To convert the displacement vectors to the multidimensional traction force generated by the cell, T(x, y, z = 0), we implemented a regularization algorithm with constraints on total variation. Similar to our RI reconstruction algorithm, the algorithm aims to find the traction field T that minimizes the following error function:

$${{\mbox{arg}}}\mathop{\min }\limits_{{{{{{\bf{T}}}}}}}\frac{1}{2}{\Vert {{{{{{\bf{u}}}}}}}_{\alpha }-{{{{{{\bf{G}}}}}}}_{\alpha \beta }{{{{{{\bf{T}}}}}}}_{\beta }\Vert }_{2}^{2}+\tau {\Vert \nabla {{{{{\bf{T}}}}}}\Vert }_{1}$$
(3)

where u and τ denote a 3 × 1 displacement vector and regularization parameter, respectively. Gαβ is a 3 × 3 dyadic Green’s function for a linear elastic medium occupying a half-infinite plane4,64 such that

$${G}_{\alpha \beta }({{{\bf{r}}}})=\frac{1+\nu }{2\pi E}\left[\begin{array}{ccc}\frac{2(1-\nu )\rho +z}{r(r+\rho )}+\frac{{x}^{2}\{2\rho (\nu \rho +z)+{z}^{2}\}}{{\rho }^{3}{(\rho +z)}^{2}} & \frac{xy\{2\rho (\nu \rho +z)+{z}^{2}\}}{{\rho }^{3}{(\rho +z)}^{2}} & \frac{xz}{{\rho }^{3}}-\frac{(1-2\nu )x}{\rho (\rho +z)}\\ \frac{xy\{2\rho (\nu \rho +z)+{z}^{2}\}}{{\rho }^{3}{(\rho +z)}^{2}} & \frac{2(1-\nu )\rho +z}{r(r+\rho )}+\frac{{y}^{2}\{2\rho (\nu \rho +z)+{z}^{2}\}}{{\rho }^{3}{(\rho +z)}^{2}} & \frac{yz}{{\rho }^{3}}-\frac{(1-2\nu )y}{\rho (\rho +z)}\\ \left\{\frac{1-2\nu }{\rho (\rho +z)}+\frac{z}{{\rho }^{3}}\right\}x & \left\{\frac{1-2\nu }{\rho (\rho +z)}+\frac{z}{{\rho }^{3}}\right\}y & \frac{{z}^{2}}{{\rho }^{3}}+\frac{2(1-\nu )}{\rho }\end{array}\right]$$
(4)

where ρ = (x2 + y2)1/2, E is Young’s modulus, and ν is Poisson’s ratio, which is approximately estimated to be 0.5. Each traction vector on a gel position was fitted from 10 × 10 × 2 neighboring displacement vectors. The parameters were typically set at 200 inner iterations and 240 outer iterations, 0.01 for the step size α, and 0.02 for the regularization parameter, τ, respectively, and appropriately adjusted. To prevent overregularization at the expense of additional error estimation, we modified TV-FISTA to a monotone version15.

Quantitative analysis

We approximated protein densities from the reconstructed RI values using RI increment per protein concentration25,65, α = dRI/dc = 0.185 mL/g. By subtracting the buoyancy of the medium, we approximated the pressure by cell weight as the gravitational pressure owing to the dry mass. Gravitational acceleration was set at 9.8 m/s2. Images were represented and analyzed using MATLAB R2022b (MathWorks Inc.).

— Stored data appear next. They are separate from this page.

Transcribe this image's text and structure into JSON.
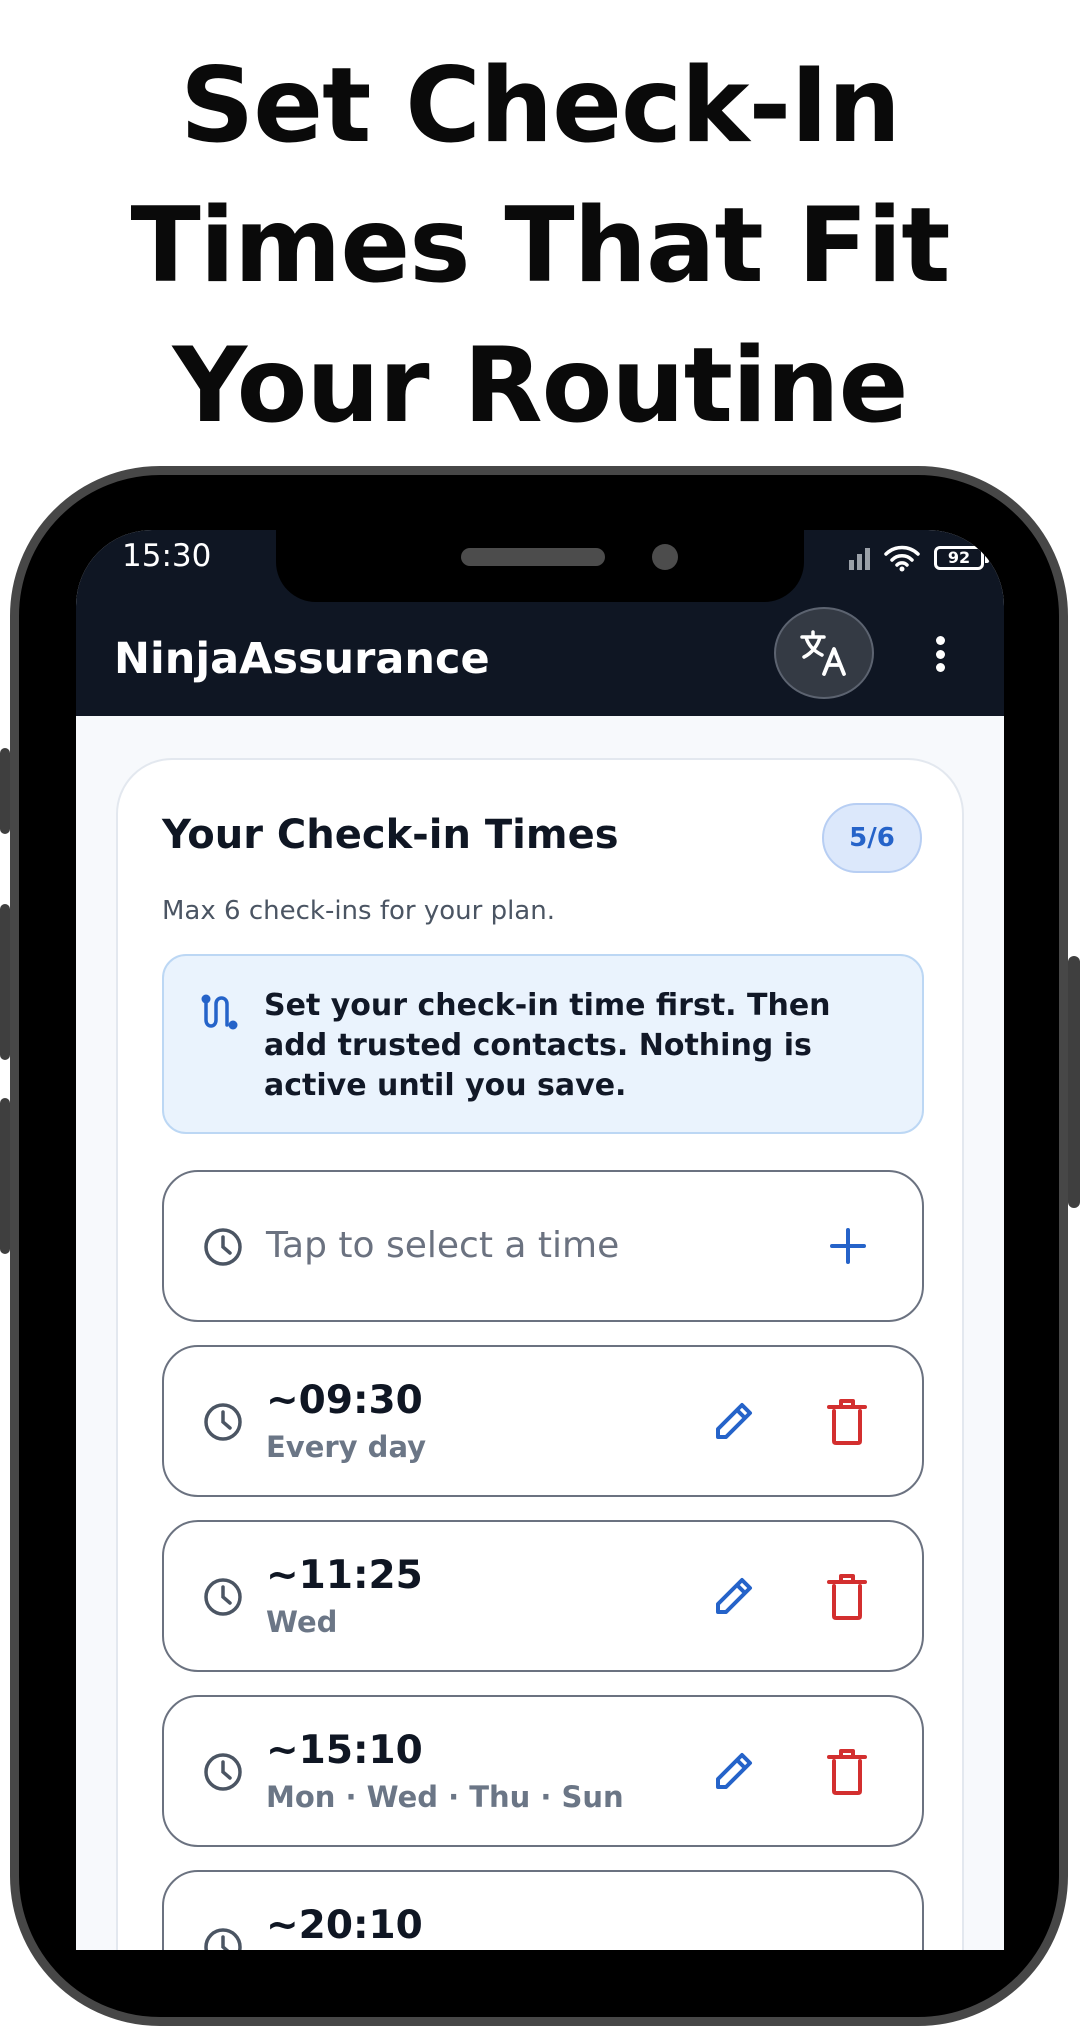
{
  "promo": {
    "line1": "Set Check-In",
    "line2": "Times That Fit",
    "line3": "Your Routine"
  },
  "status_bar": {
    "time": "15:30",
    "battery": "92"
  },
  "app_bar": {
    "title": "NinjaAssurance",
    "translate_icon": "translate-icon",
    "menu_icon": "more-vert-icon"
  },
  "card": {
    "title": "Your Check-in Times",
    "count_badge": "5/6",
    "subtitle": "Max 6 check-ins for your plan.",
    "info": "Set your check-in time first. Then add trusted contacts. Nothing is active until you save.",
    "add_placeholder": "Tap to select a time",
    "entries": [
      {
        "time": "~09:30",
        "days": "Every day"
      },
      {
        "time": "~11:25",
        "days": "Wed"
      },
      {
        "time": "~15:10",
        "days": "Mon · Wed · Thu · Sun"
      },
      {
        "time": "~20:10",
        "days": ""
      }
    ]
  },
  "colors": {
    "accent": "#2563c9",
    "danger": "#d32f2f",
    "appbar": "#0f1623"
  }
}
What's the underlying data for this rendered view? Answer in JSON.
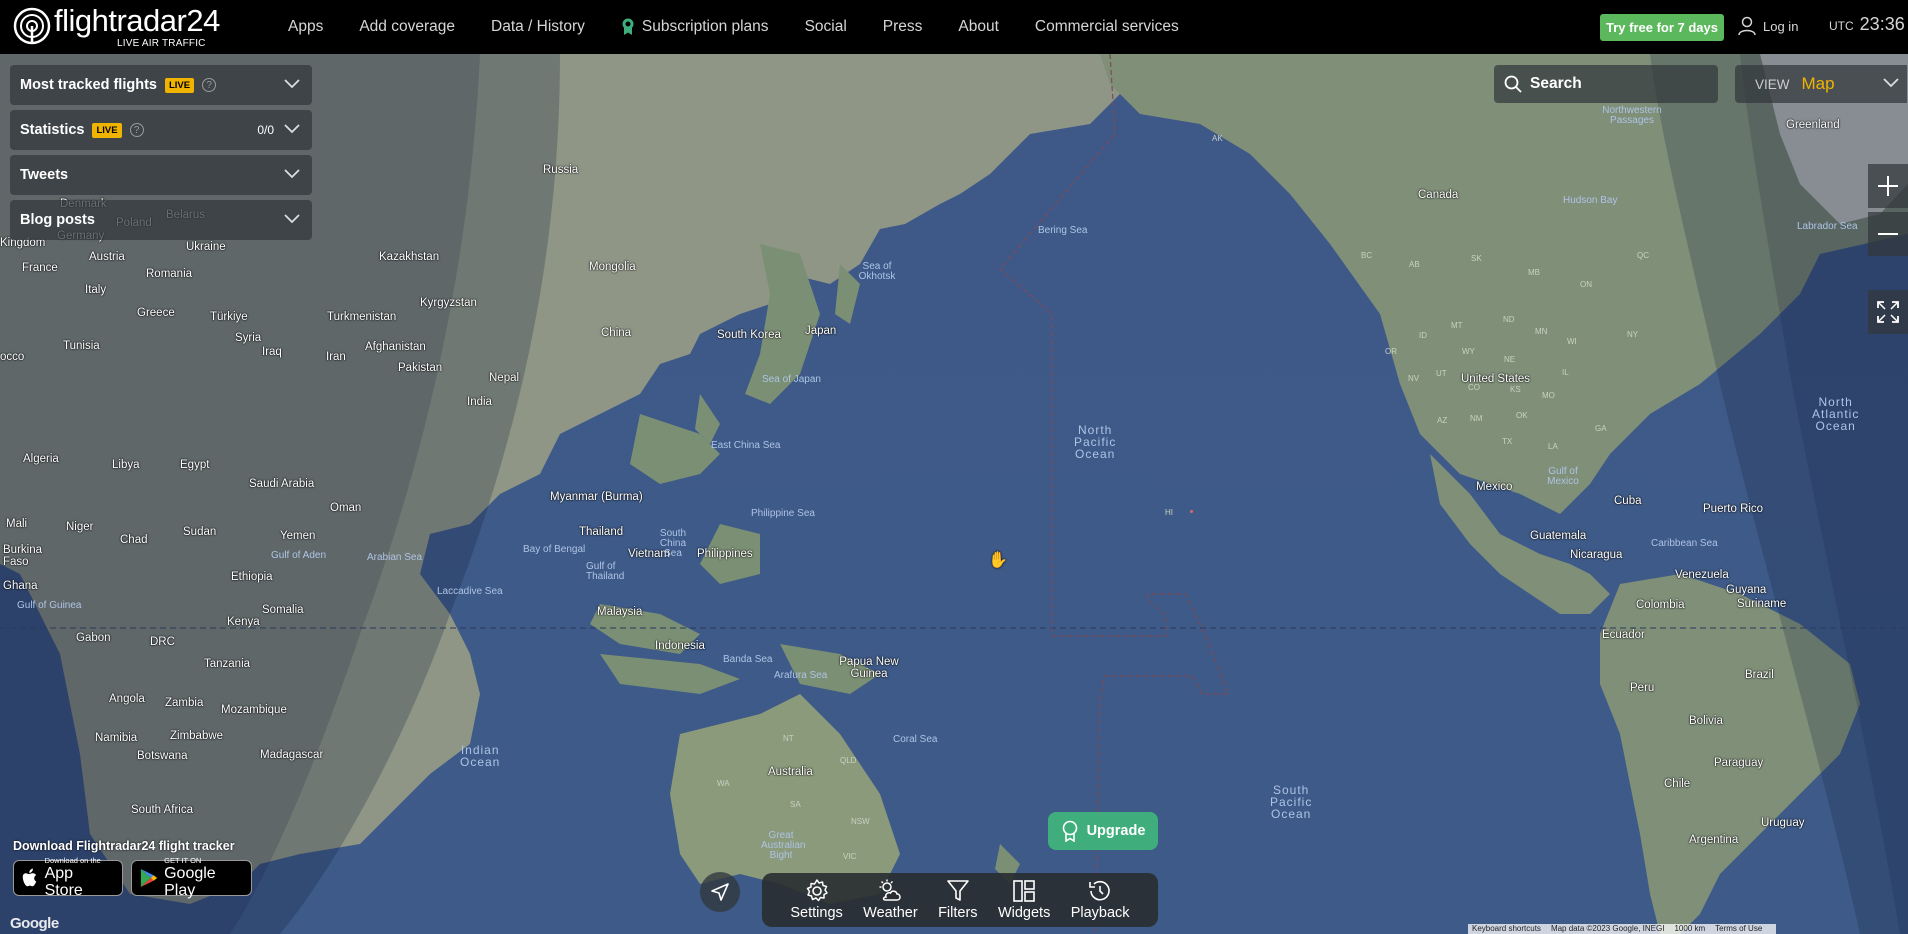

Statistics and reproducibility

All experiments were performed at least twice or in a time-lapse manner (Fig. 4) to verify reproducibility. All data points represent readings taken from each spatial grid of microscopy images. For statistical hypothesis testing in Supplementary Fig. 5, we determined p values using the two-sided, unpaired Student’s t-test.

Reporting summary

Further information on research design is available in the Nature Portfolio Reporting Summary linked to this article.